Un énorme solitaire débouchait des taillis, et au moment où Michel l'apercevait, s'arrêtait devant lui, le groin en avant, à quarante pas. Les réflexions de l'homme et de l'animal se croisèrent.
« Viser au boutoir ? Impossible » se dit Michel.
« L'ennemi ! La mort ! » grogna le monstre, en traversant la ligne comme un bolide.

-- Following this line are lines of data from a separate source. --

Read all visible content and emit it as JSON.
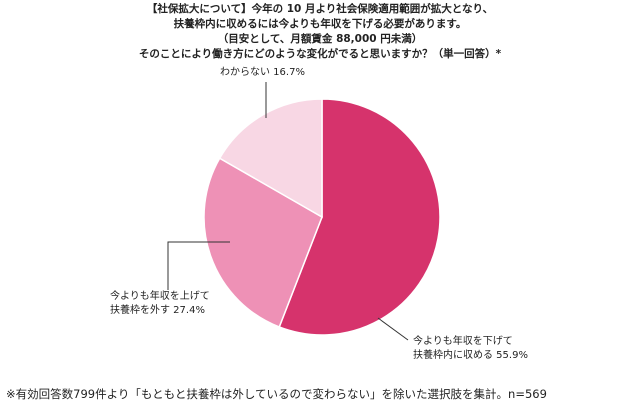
{
  "chart_data": {
    "type": "pie",
    "title_lines": [
      "【社保拡大について】今年の 10 月より社会保険適用範囲が拡大となり、",
      "扶養枠内に収めるには今よりも年収を下げる必要があります。",
      "（目安として、月額賃金 88,000 円未満）",
      "そのことにより働き方にどのような変化がでると思いますか？（単一回答）*"
    ],
    "slices": [
      {
        "label_lines": [
          "今よりも年収を下げて",
          "扶養枠内に収める 55.9%"
        ],
        "value": 55.9,
        "color": "#d6336c"
      },
      {
        "label_lines": [
          "今よりも年収を上げて",
          "扶養枠を外す 27.4%"
        ],
        "value": 27.4,
        "color": "#ee91b6"
      },
      {
        "label_lines": [
          "わからない 16.7%"
        ],
        "value": 16.7,
        "color": "#f8d7e4"
      }
    ],
    "footnote": "※有効回答数799件より「もともと扶養枠は外しているので変わらない」を除いた選択肢を集計。n=569"
  }
}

Mais Rajecki l'avait couché en joue, il le suivit à travers la ligne et au moment où le sanglier passait derrière un buisson, il tira. Il sentit la balle jaillir du canon avec un claquement de fouet ; il l'entendit s'enfoncer dans la masse mouvante comme dans un tambour, et il attendit une seconde, sans souffler. Le sanglier fit encore une vingtaine de pas à travers les taillis, glissant pesamment, comme une souche noire, tirée par une mécanique, et, comme Michel allait presser l'autre détente, il s'écroula en faisant gémir la terre [...]
Plusieurs collègues entourèrent bientôt Michel qui s'efforçait de dominer sa joyeuse fierté et de fournir des explications calmes.
Le maître-veneur Kowalski survint précipitamment.
- On pense que le Chaskiel était dans l'enceinte, cria-t-il, vous l'avez sans doute abattu.
- J'ai tué un sanglier monstre, répondit Rajecki. Qu'est-ce que ce Chaskiel ?
- Le plus gros solitaire qu'on ait jamais signalé dans ces parages, avec des poils roux comme des favoris [...] Si c'est lui, vous avez de la veine. Il ne s'était jamais mis à portée de fusil.